While it is hard to value Yahoo's core business, it generates roughly $3.2B in revenue, and is estimated to generate roughly $700M in net income in 2013 (taking away roughly $300M from guidance for equity ventures). A P/E of 12 would value the segment at roughly $8.4B.
Yahoo! also has roughly $4.5B in cash, accounts receivables, prepaid assets, and property/equipment, as well as $2.37B in liabilities. With everything taken in, Yahoo! could be valued at:
|Net "Real" Assets:||$2.13B|
With the market currently valuing Yahoo! at $30.6B, Yahoo! still has more than 25% short-term upside even after a recent run-up.

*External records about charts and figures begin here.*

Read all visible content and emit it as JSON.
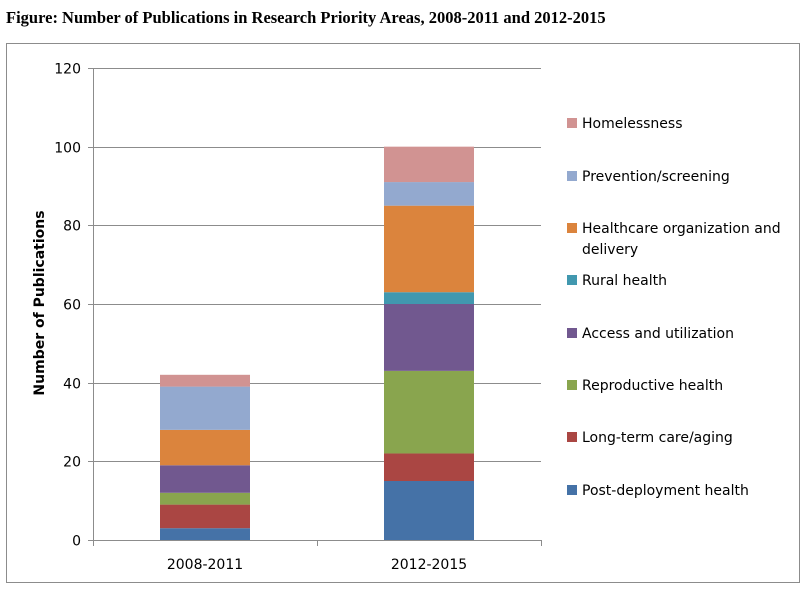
{
  "title": "Figure: Number of Publications in Research Priority Areas, 2008-2011 and 2012-2015",
  "chart_data": {
    "type": "bar",
    "stacked": true,
    "categories": [
      "2008-2011",
      "2012-2015"
    ],
    "ylabel": "Number of Publications",
    "xlabel": "",
    "ylim": [
      0,
      120
    ],
    "yticks": [
      0,
      20,
      40,
      60,
      80,
      100,
      120
    ],
    "grid": true,
    "legend_position": "right",
    "series": [
      {
        "name": "Post-deployment health",
        "color": "#4572A7",
        "values": [
          3,
          15
        ]
      },
      {
        "name": "Long-term care/aging",
        "color": "#AA4643",
        "values": [
          6,
          7
        ]
      },
      {
        "name": "Reproductive health",
        "color": "#89A54E",
        "values": [
          3,
          21
        ]
      },
      {
        "name": "Access and utilization",
        "color": "#71588F",
        "values": [
          7,
          17
        ]
      },
      {
        "name": "Rural health",
        "color": "#4198AF",
        "values": [
          0,
          3
        ]
      },
      {
        "name": "Healthcare organization and delivery",
        "color": "#DB843D",
        "values": [
          9,
          22
        ]
      },
      {
        "name": "Prevention/screening",
        "color": "#93A9CF",
        "values": [
          11,
          6
        ]
      },
      {
        "name": "Homelessness",
        "color": "#D19392",
        "values": [
          3,
          9
        ]
      }
    ],
    "legend_lines": {
      "Healthcare organization and delivery": [
        "Healthcare organization and",
        "delivery"
      ]
    }
  }
}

The model I used above did not include any growth in Yahoo!'s core business, in which many are very optimistic. While there are multiple downsides (especially in the equity investment segments), Yahoo! has the ability to increase value through expanding the advertising businesses and investments. While some pessimists may see Yahoo!'s investments in Tumblr, Alibaba, and Yahoo! Japan as overvalued, an optimist may see the special opportunity that Yahoo! has placed itself in: a chance to 'execute and improve' the business, which is only step two in Marissa Mayer's plan (next comes the revenue).